2023 12 04 Cyntegrity Monitoring

Bishoy | Dec 4, 2023 min read

Cyntegrity has tasked me with a monitoring project which hasn’t been completed until now. Here’s the progress so far and the road blockers that have stopped me from getting ahead in this project.

Current State of the World:

As per the Person responsible for IT. This is the current state:

on the Application side RD team implemented the APM with Applications insights, and on the Backend it Mongo Atlas Native Monitoring and Alerting.

Up until now, I haven’t been granted access to such environments, nor have I been told what parameters are being monitored. This is all despite asking both the product owner and the IT manager.

It also seems that MongoDB atlas is lacking a good way to collect and store logs.

Suggested Route:

The 2 personas that are affected by the project should be:

  • The Product Manager: A non technical, or not so technical, person who only needs to see what is happening in their environment and whether customers are able to use the tool in a productive manner or not.
  • The Technical Personnel: The more hands-on people that need to get more parameters about what is happening in their environment and where the bottle neck is.

The ultimate goal is to provide a comprehensive dashboard where both personas can find their way around, and be able to keep the production environment alive.

In order to achieve such goal, all monitoring aspects (metrics, logs, and traces) should be tracked in the same place with persona-oriented dashboards.

For the current environment, there are 3 possible ways to achieve this:

1. Using Native Monitoring Tools

This will mean building on top of the current dashboards in Azure, as well as moving the Mongo Monitoring to Azure.

Problems with that approach:

  1. Azure monitoring is still young and harder to maintain.
  2. As of the time of writing, MongoDb Atlas doesn’t provide a native way to push metrics and logs to Azure, which will require us to build and maintain a tool that is to be used to move the logs and traces out of Mongo.
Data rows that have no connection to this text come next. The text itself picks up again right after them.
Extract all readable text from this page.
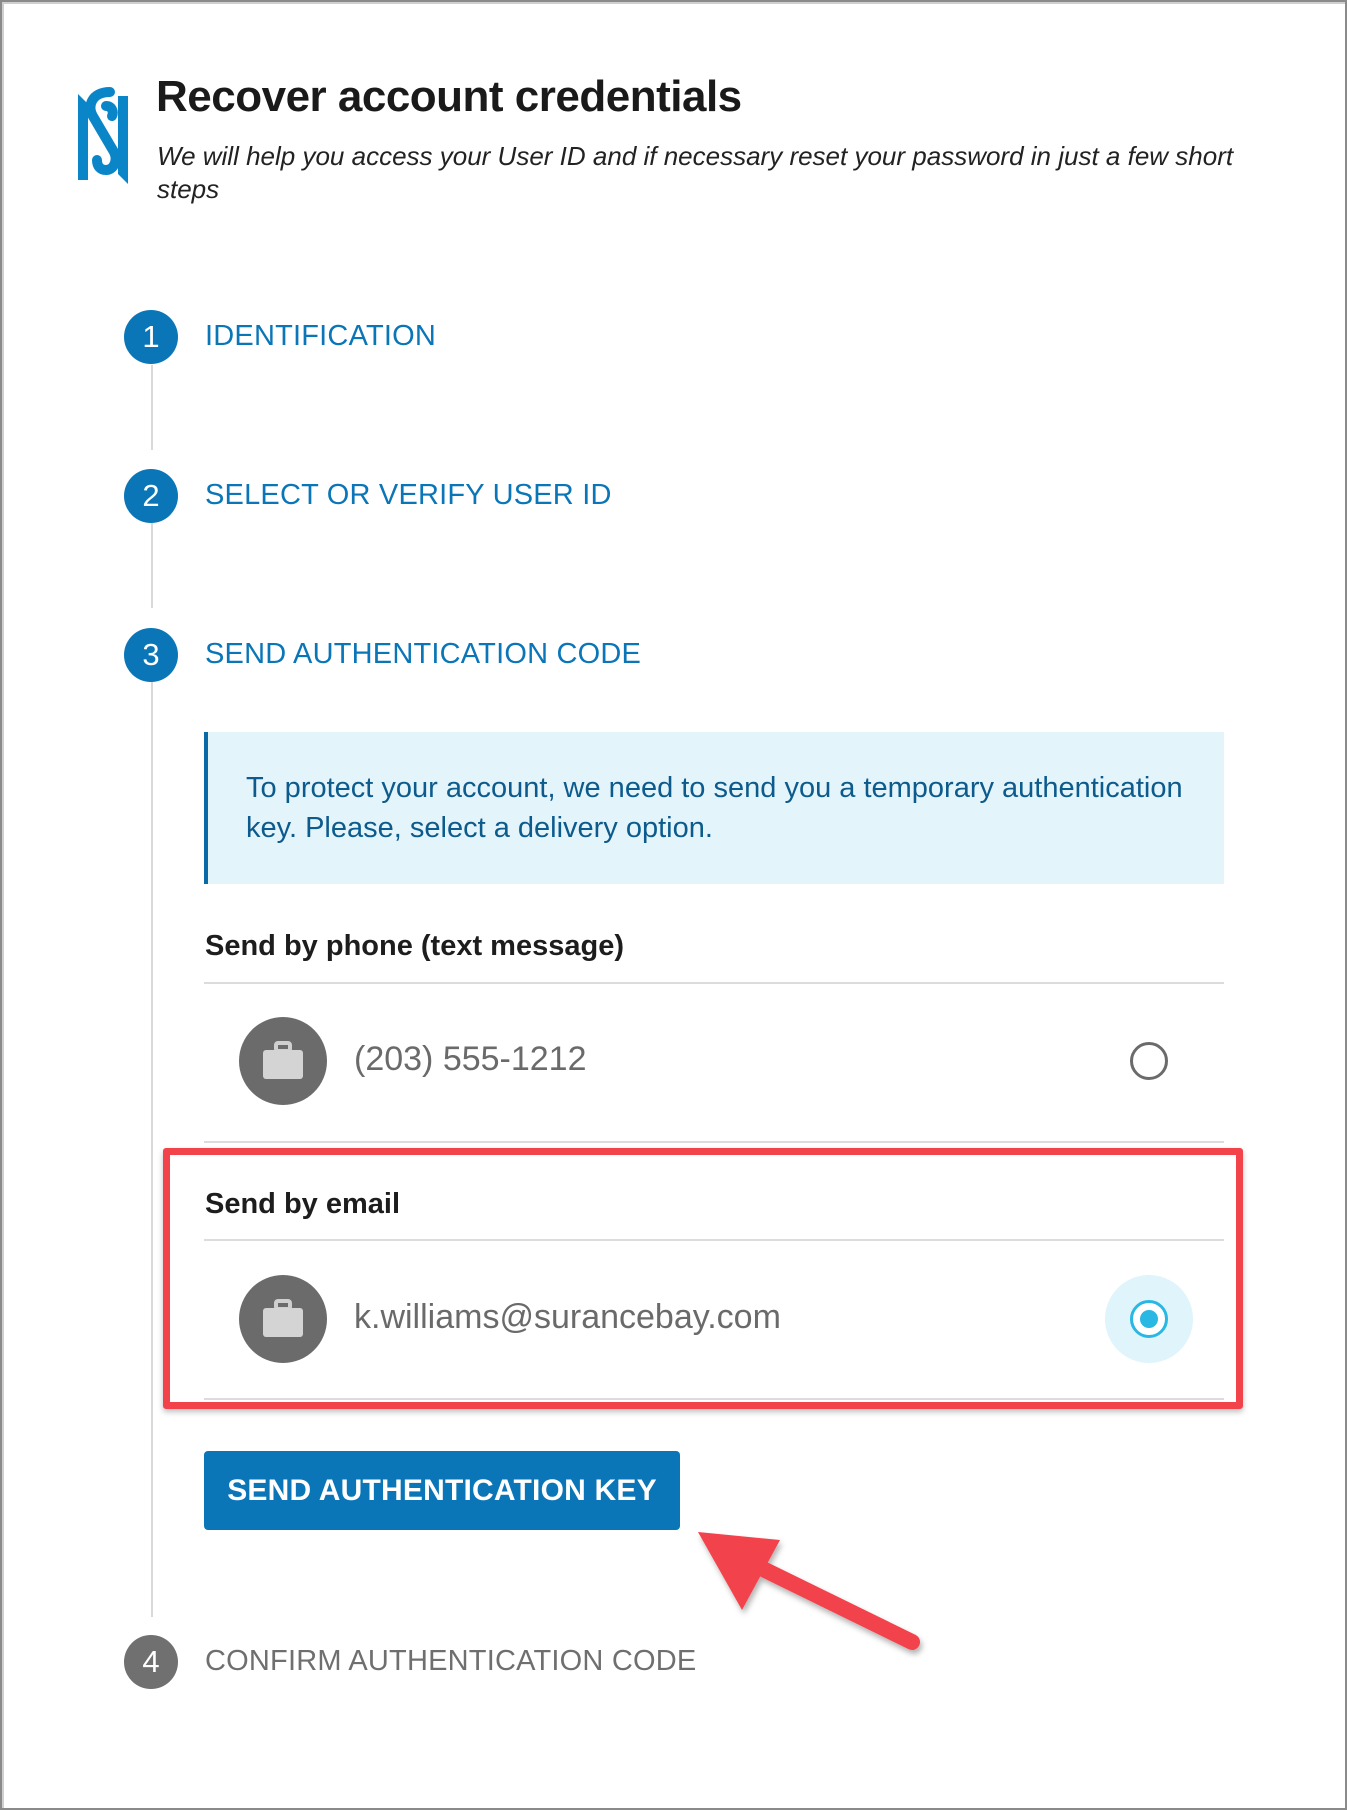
Recover account credentials
We will help you access your User ID and if necessary reset your password in just a few short steps
1	IDENTIFICATION
2	SELECT OR VERIFY USER ID
3	SEND AUTHENTICATION CODE
To protect your account, we need to send you a temporary authentication key. Please, select a delivery option.
Send by phone (text message)
(203) 555-1212
Send by email
k.williams@surancebay.com
SEND AUTHENTICATION KEY
4	CONFIRM AUTHENTICATION CODE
2. Using tools that are more oriented towards observability

This will include deploying industry leading tools (listed below) and have all the metrics, traces, and logs passed over to them, then create persona-based dashboards.

The tools that are most suited for the job, as of the time of writing, are:

  1. Prometheus: A high performance, light-weight database that can collect and store Metrics.
  2. Elastic: A database for logs.
  3. Grafana: The Dashboarding tool.

Pros:

  • Industry Standards.
  • Highly Scalable.
  • Already compatible with MongoDb, no need to build a new tool.
  • Easier to maintain and extend with dashboards.

Cons:

  • Will require approvals from Security board.
  • Will Require maintenance.

By far, this is the choice I would go with.

3. Using 3rd parties providers that can handle observability

This will include pushing monitoring parameters to 3rd party tools like Datadog in the cloud. Such tools have already established themselves as market leaders in observability.

Pros:

  • Same outcome as option number 2, but without the maintenance aspect.
  • Easier to use, less steep learning curve.

Cons:

  • Metrics data are stored in a different cloud, which could mean harder compliance.
  • This is a paid service which can have bigger financial impact on Cyntegrity.

Current Road blocks:

Unfortunately, until now there has been many blockers as to why this project is not taking off. The most important are:

  • Lack of clear problem statement from the customer side. This has been making the solution almost impossible, and harder to push through IT.
  • Lack of cooperation from the IT manager side. Even when trying to go down the first solution which is the one that is suggested by the IT manager, there has been minimum to no help from the IT manager with communications left unanswered or lately answered. There seems to be a lot of push back against implementing virtually any solutions citing problems like security, budget without suggesting any clear paths to solve such issues.